Salah seorang Ketua adat kampung Sikka, Mikael Manda da Cunha, 71 tahun, mengatakan kontraktor yang membangun Lepo Gete ini tidak mengetahui model asli bangunan Lepo Gete, juga mengabaikan saran dari warga Sikka sendiri.
Akhirnya, ketika rekonstruksi selesai, masyarakat kampung Sikka tidak mau menerimanya. “Pembangunan ini tidak betul” tegasnya.
Mantan penilik kebudayaan kecamatan Lela, Arestus Pareira mengatakan sebenarnya pemerintah dan DPRD Sikka telah menganggarkan cukup dana untuk rekonstruksi sesuai aslinya bersama dengan replika pusaka kerajaan.

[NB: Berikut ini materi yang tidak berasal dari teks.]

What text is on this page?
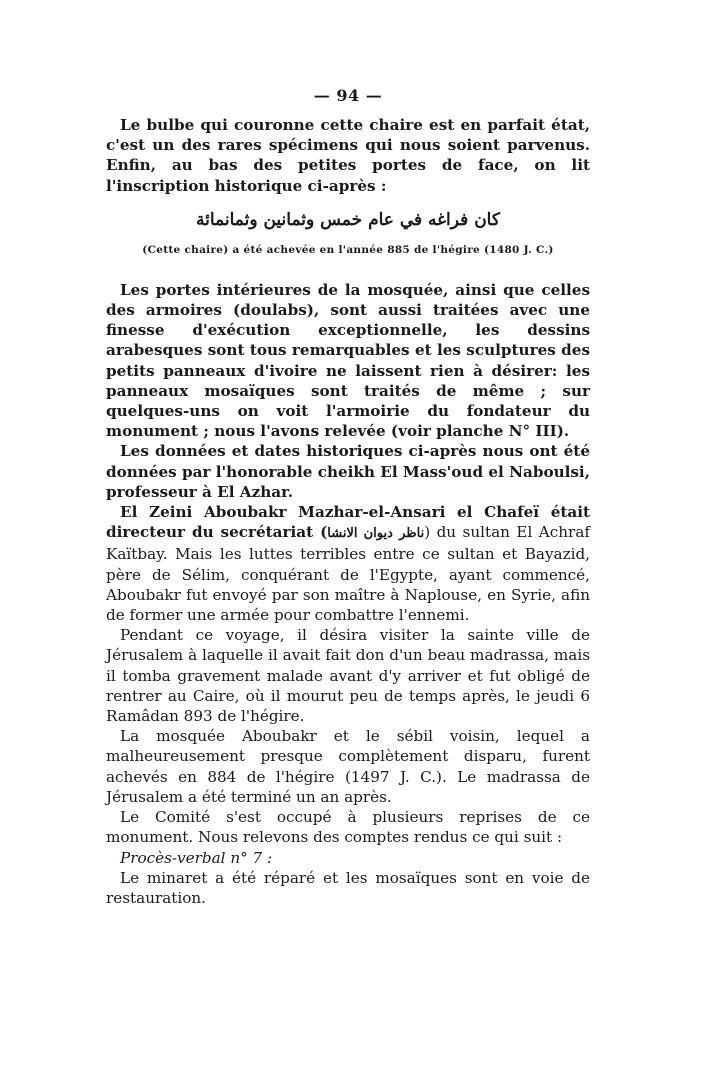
— 94 —

Le bulbe qui couronne cette chaire est en parfait état, c'est un des rares spécimens qui nous soient parvenus. Enfin, au bas des petites portes de face, on lit l'inscription historique ci-après :

كان فراغه في عام خمس وثمانين وثمانمائة
(Cette chaire) a été achevée en l'année 885 de l'hégire (1480 J. C.)

Les portes intérieures de la mosquée, ainsi que celles des armoires (doulabs), sont aussi traitées avec une finesse d'exécution exceptionnelle, les dessins arabesques sont tous remarquables et les sculptures des petits panneaux d'ivoire ne laissent rien à désirer: les panneaux mosaïques sont traités de même ; sur quelques-uns on voit l'armoirie du fondateur du monument ; nous l'avons relevée (voir planche N° III).

Les données et dates historiques ci-après nous ont été données par l'honorable cheikh El Mass'oud el Naboulsi, professeur à El Azhar.

El Zeini Aboubakr Mazhar-el-Ansari el Chafeï était directeur du secrétariat (ناظر ديوان الانشا) du sultan El Achraf Kaïtbay. Mais les luttes terribles entre ce sultan et Bayazid, père de Sélim, conquérant de l'Egypte, ayant commencé, Aboubakr fut envoyé par son maître à Naplouse, en Syrie, afin de former une armée pour combattre l'ennemi.

Pendant ce voyage, il désira visiter la sainte ville de Jérusalem à laquelle il avait fait don d'un beau madrassa, mais il tomba gravement malade avant d'y arriver et fut obligé de rentrer au Caire, où il mourut peu de temps après, le jeudi 6 Ramâdan 893 de l'hégire.

La mosquée Aboubakr et le sébil voisin, lequel a malheureusement presque complètement disparu, furent achevés en 884 de l'hégire (1497 J. C.). Le madrassa de Jérusalem a été terminé un an après.

Le Comité s'est occupé à plusieurs reprises de ce monument. Nous relevons des comptes rendus ce qui suit :

Procès-verbal n° 7 :

Le minaret a été réparé et les mosaïques sont en voie de restauration.
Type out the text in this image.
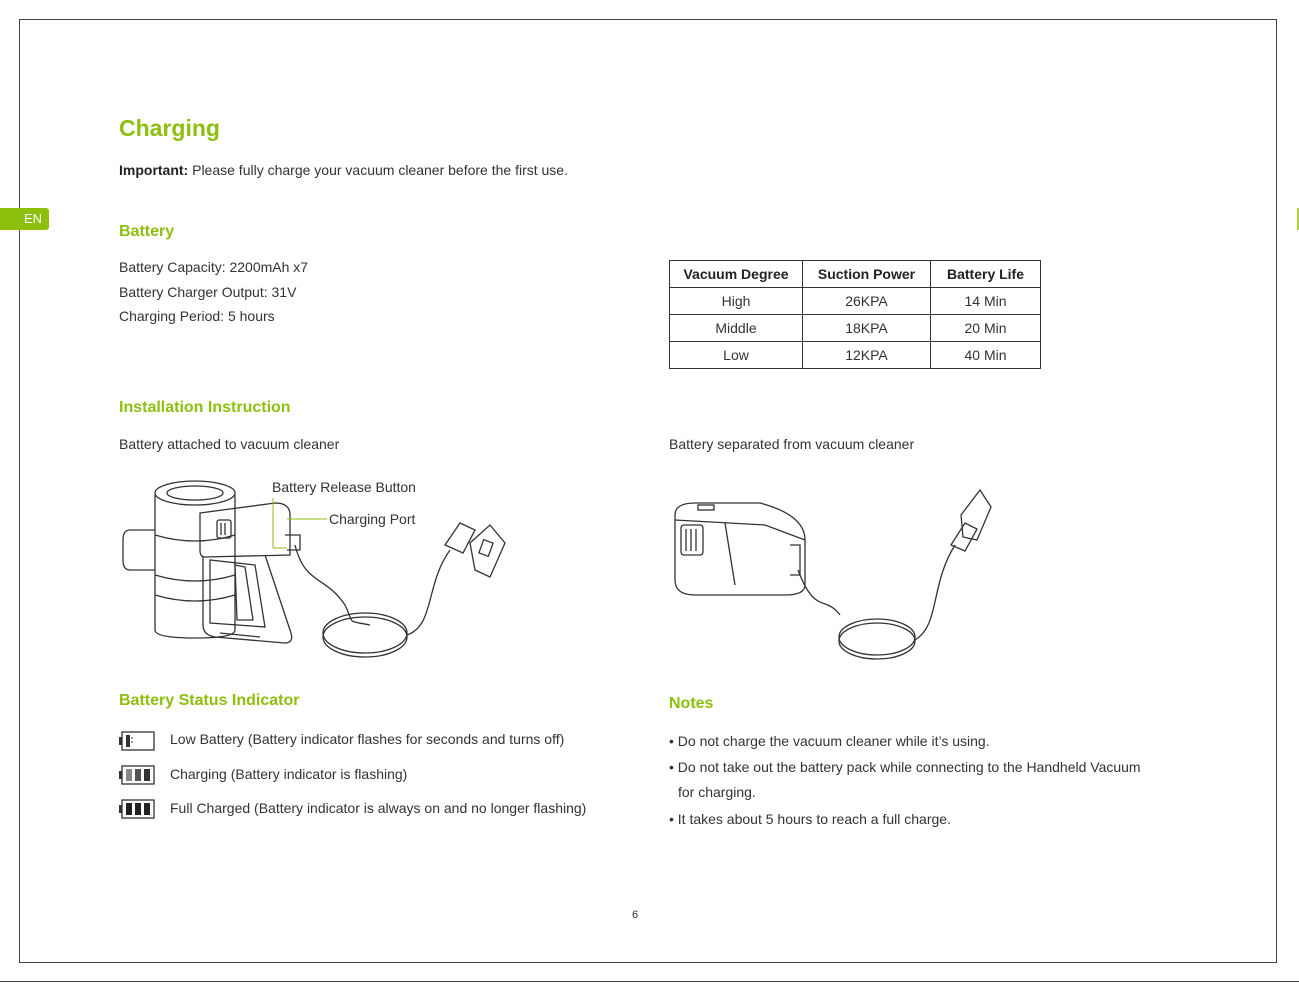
EN
Charging
Important: Please fully charge your vacuum cleaner before the first use.
Battery
Battery Capacity: 2200mAh x7
Battery Charger Output: 31V
Charging Period: 5 hours
Vacuum Degree	Suction Power	Battery Life
High	26KPA	14 Min
Middle	18KPA	20 Min
Low	12KPA	40 Min
Installation Instruction
Battery attached to vacuum cleaner	Battery separated from vacuum cleaner
Battery Release Button
Charging Port
Battery Status Indicator
Low Battery (Battery indicator flashes for seconds and turns off)
Charging (Battery indicator is flashing)
Full Charged (Battery indicator is always on and no longer flashing)
Notes
• Do not charge the vacuum cleaner while it’s using.
• Do not take out the battery pack while connecting to the Handheld Vacuum
for charging.
• It takes about 5 hours to reach a full charge.
6
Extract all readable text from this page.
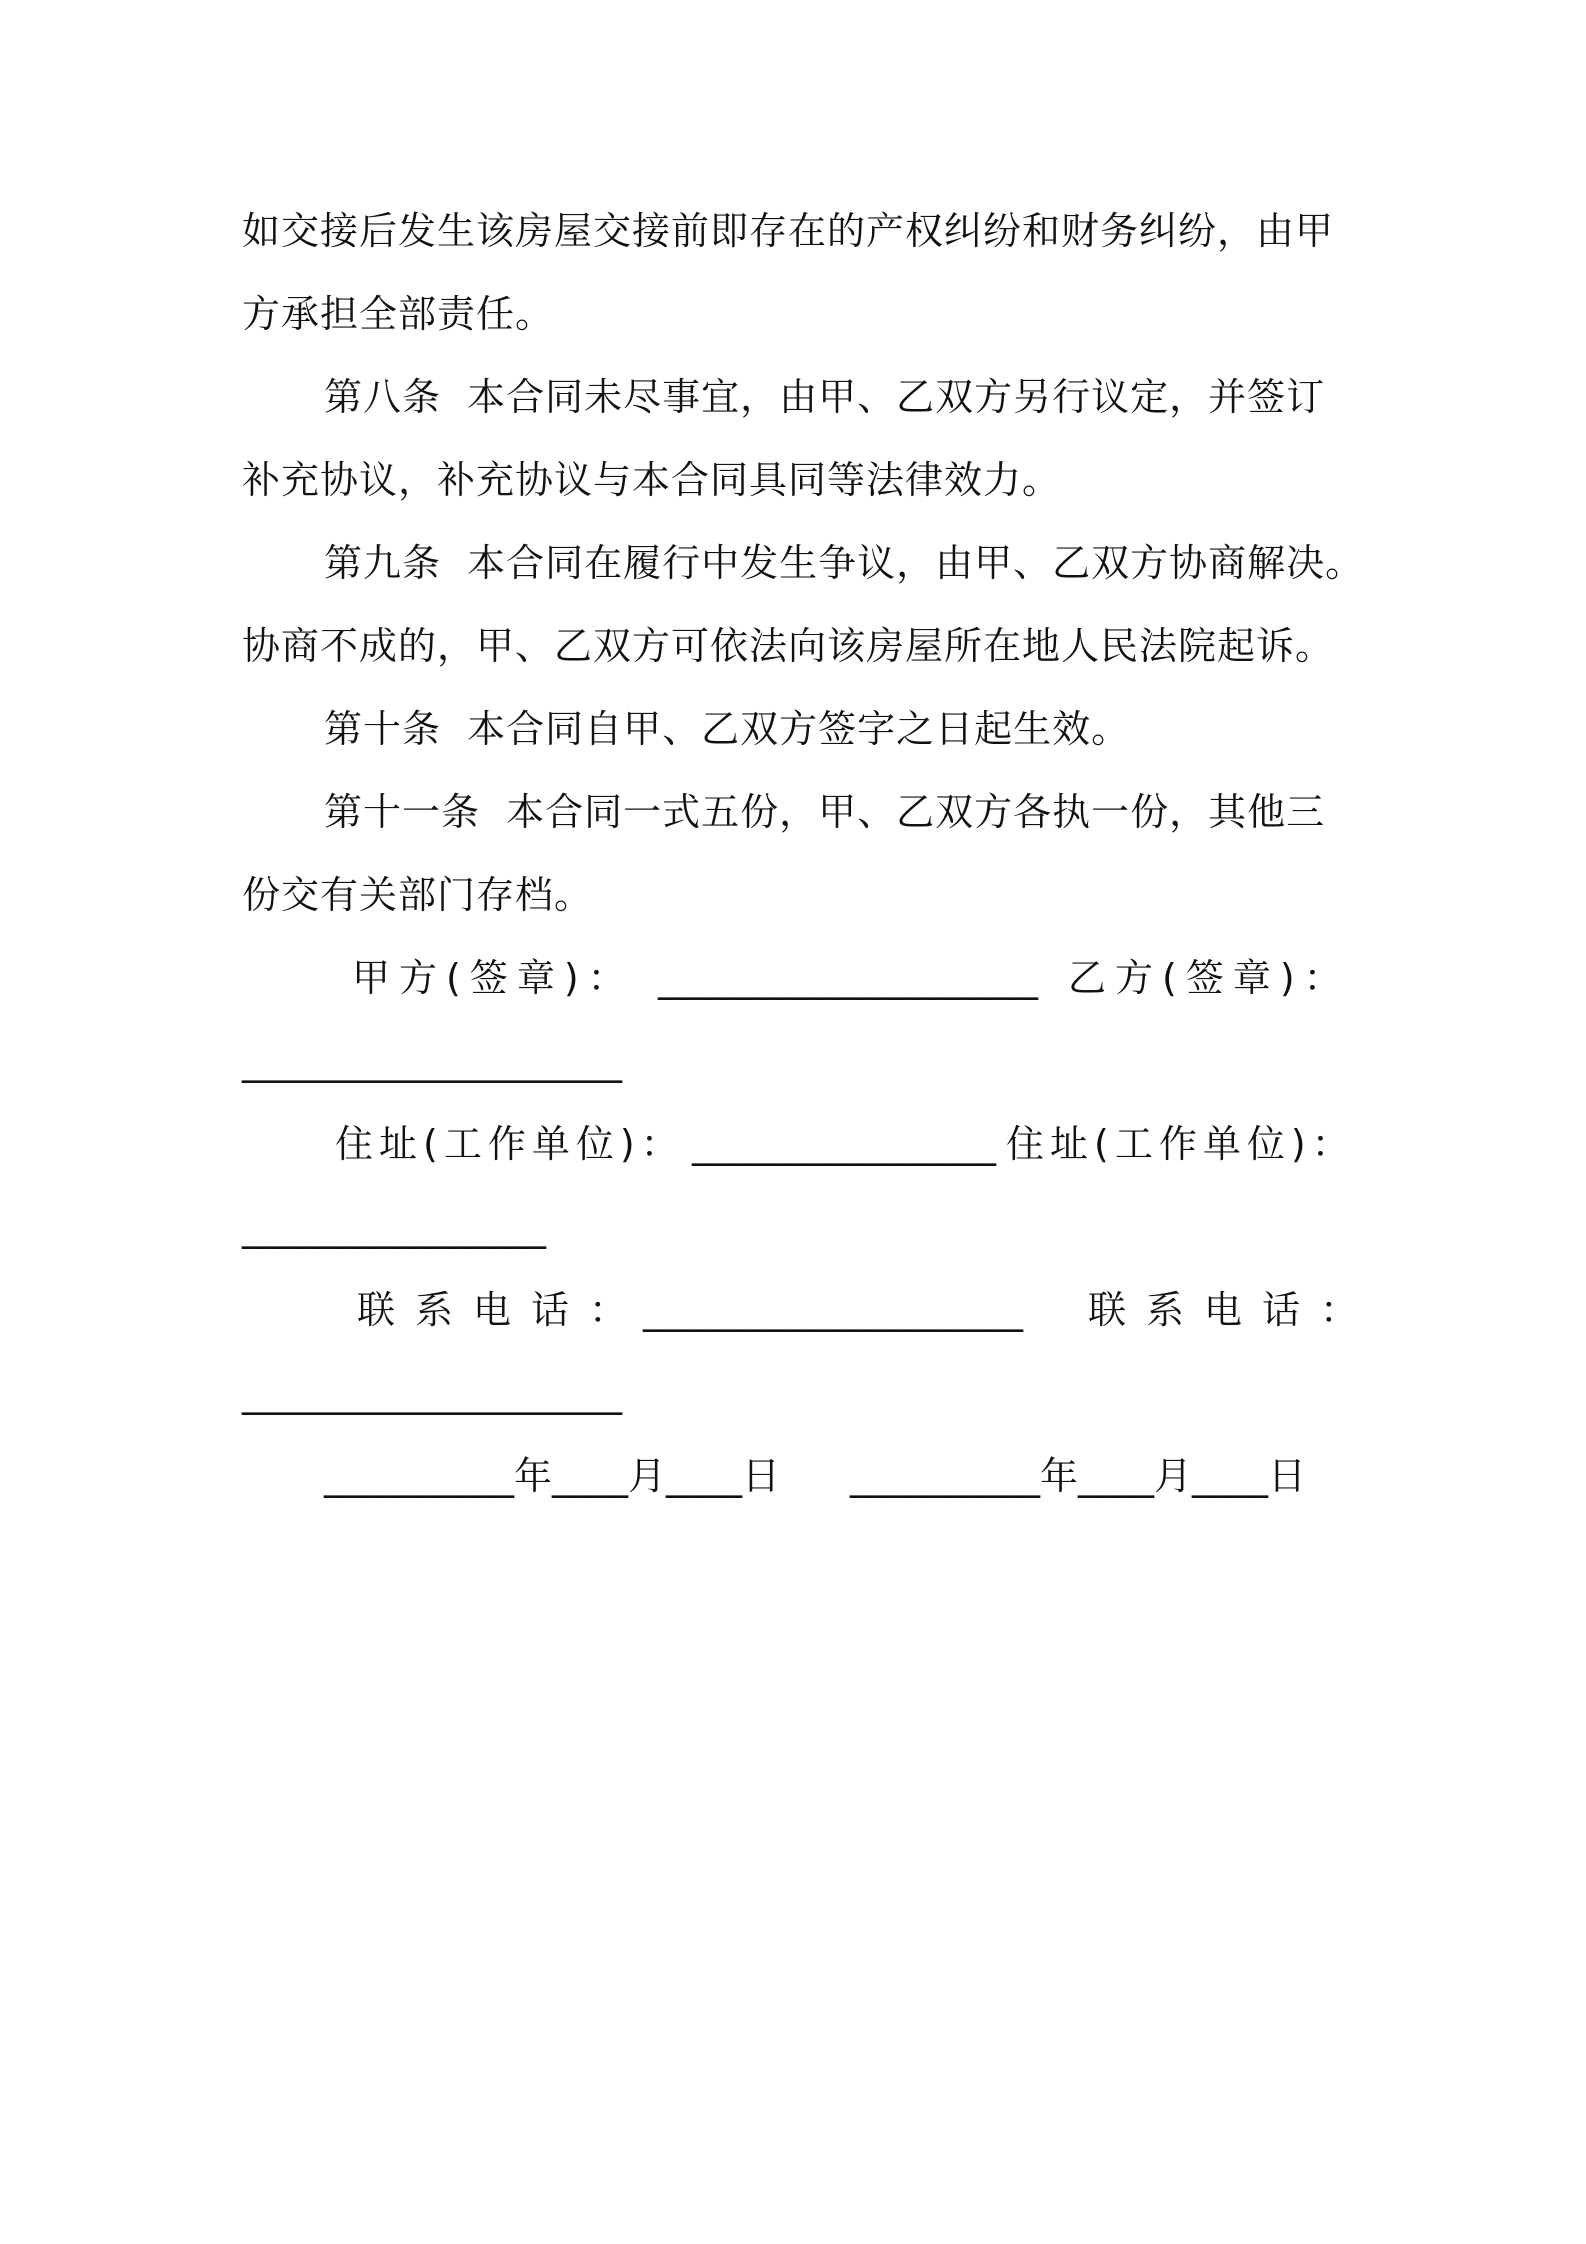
如交接后发生该房屋交接前即存在的产权纠纷和财务纠纷，由甲
方承担全部责任。
第八条  本合同未尽事宜，由甲、乙双方另行议定，并签订
补充协议，补充协议与本合同具同等法律效力。
第九条  本合同在履行中发生争议，由甲、乙双方协商解决。
协商不成的，甲、乙双方可依法向该房屋所在地人民法院起诉。
第十条  本合同自甲、乙双方签字之日起生效。
第十一条  本合同一式五份，甲、乙双方各执一份，其他三
份交有关部门存档。
甲方(签章)： ____________________ 乙方(签章)：
____________________
住址(工作单位)： ________________ 住址(工作单位)：
________________
联系电话：
____________________ 联系电话：
____________________
__________年____月____日 __________年____月____日
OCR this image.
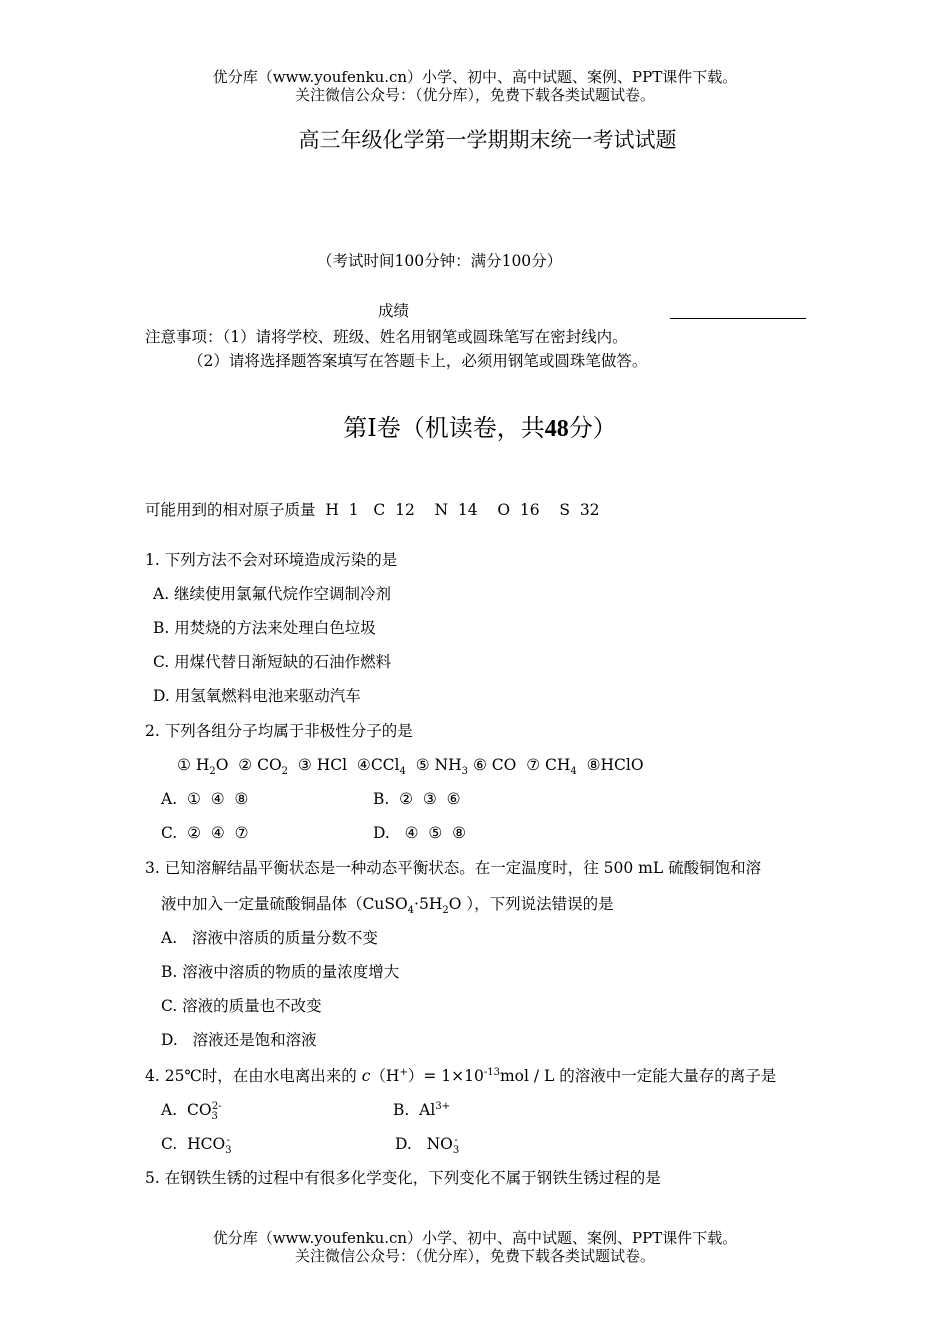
优分库（www.youfenku.cn）小学、初中、高中试题、案例、PPT课件下载。
关注微信公众号：（优分库），免费下载各类试题试卷。
高三年级化学第一学期期末统一考试试题
（考试时间100分钟：满分100分）
成绩
注意事项：（1）请将学校、班级、姓名用钢笔或圆珠笔写在密封线内。
（2）请将选择题答案填写在答题卡上，必须用钢笔或圆珠笔做答。
第Ⅰ卷（机读卷，共48分）
可能用到的相对原子质量  H  1   C  12    N  14    O  16    S  32
1. 下列方法不会对环境造成污染的是
A. 继续使用氯氟代烷作空调制冷剂
B. 用焚烧的方法来处理白色垃圾
C. 用煤代替日渐短缺的石油作燃料
D. 用氢氧燃料电池来驱动汽车
2. 下列各组分子均属于非极性分子的是
① $H_2O$  ② $CO_2$ ③ HCl  ④CCl$_4$ ⑤ $NH_3$ ⑥ CO  ⑦ $CH_4$ ⑧HClO
A.  ①  ④  ⑧	B.  ②  ③  ⑥
C.  ②  ④  ⑦	D.   ④  ⑤  ⑧
3. 已知溶解结晶平衡状态是一种动态平衡状态。在一定温度时，往 500 mL 硫酸铜饱和溶
液中加入一定量硫酸铜晶体（$CuSO_4\cdot 5H_2O$ ），下列说法错误的是
A.   溶液中溶质的质量分数不变
B. 溶液中溶质的物质的量浓度增大
C. 溶液的质量也不改变
D.   溶液还是饱和溶液
4. 25℃时，在由水电离出来的 $c(H^+)= 1\times 10^{-13}mol / L$ 的溶液中一定能大量存的离子是
A.  $CO_3^{2-}$	B.  $Al^{3+}$
C.  $HCO_3^-$	D.   $NO_3^-$
5. 在钢铁生锈的过程中有很多化学变化，下列变化不属于钢铁生锈过程的是
优分库（www.youfenku.cn）小学、初中、高中试题、案例、PPT课件下载。
关注微信公众号：（优分库），免费下载各类试题试卷。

Namun, dana yang ada tidak sepenuhnya digunakan untuk proyek itu, disalahgunakan oleh oknum-oknum di dinas pariwisata. “ini sangat disesalkan, karena menyangkut kebenaran sejarah” kata dia.
Menurut catatan sejarawan Sikka, DD Kondi dan guru Edmundus Parera, kerajaan Sikka melebur ke dalam pemerintah Republik Indonesia (RI) pasca kemerdekaan bersama dengan kerajaan-kerajaan di Flores, Bali dan Indonesia Timur lainnya, pada tahun 1954.
Raja Sikka terbesar dan terakhir Joseph Don Thomas Ximenes da Silva menyerahkan wilayah dan kekuasaan kerajaan Sikka pada pemerintah RI. Ini dilakukan sesuai dengan strategi kepemimpinannya yang senantiasa bisa beradaptasi dengan setiap kehadiran penguasa, terutama, dengan kaum penjajah sejak Portugis, Belanda hingga ke pangkuan RI dan ditetapkan sebagai swapraja kemudian menjadi kabupaten tahun 1954.
Don Thomas pula yang dinilai sebagai peletak dasar pembangunan Sikka (kabupaten). Ia yang melakukan pembaruan-pembaruan pemerintahan dan dasar pembangunan infrastruktur Sikka. Meski pada masa akhir jabatannya sebagai kepala daerah Sikka ia digugat oleh keturunan raja Kangae dan Nita karena dianggap mencaplok dan menyatukan kedua kerajaan itu dibawah kerajaan Sikka.
Mikael Manda da Cunha yang juga mantan kepala desa Sikka yang pertama menyayangkan anak cucu keluarga keturunan raja yang saling mengklaim atas hak kepemilikan bekas rumah raja (Lepo Gete).
“Padahal pemerintah kabupaten Sikka telah menetapkan bahwa Lepo Gete sebagai benda warisan bersejarah sehingga dilindungi oleh Undang-undang. Mereka kurang memiliki sense sejarah” tambahnya.
“Warisan pusaka kerajaan Sikka (Regalia Sikka) sendiri saat ini bertebaran di beberapa keluarga keturunan raja. Sehingga tidak bisa dijadikan aset sejarah yang bisa dilihat oleh orang umum, setidaknya dibuatkan replikanya sebagai benda bersejarah” katanya.
Mikael menambahkan keberadaan Lepo Gete dan warisan kerajaan Sikka sebagai benda bersejarah sangat penting saat ini karena banyak turis asing yang ingin melihatnya.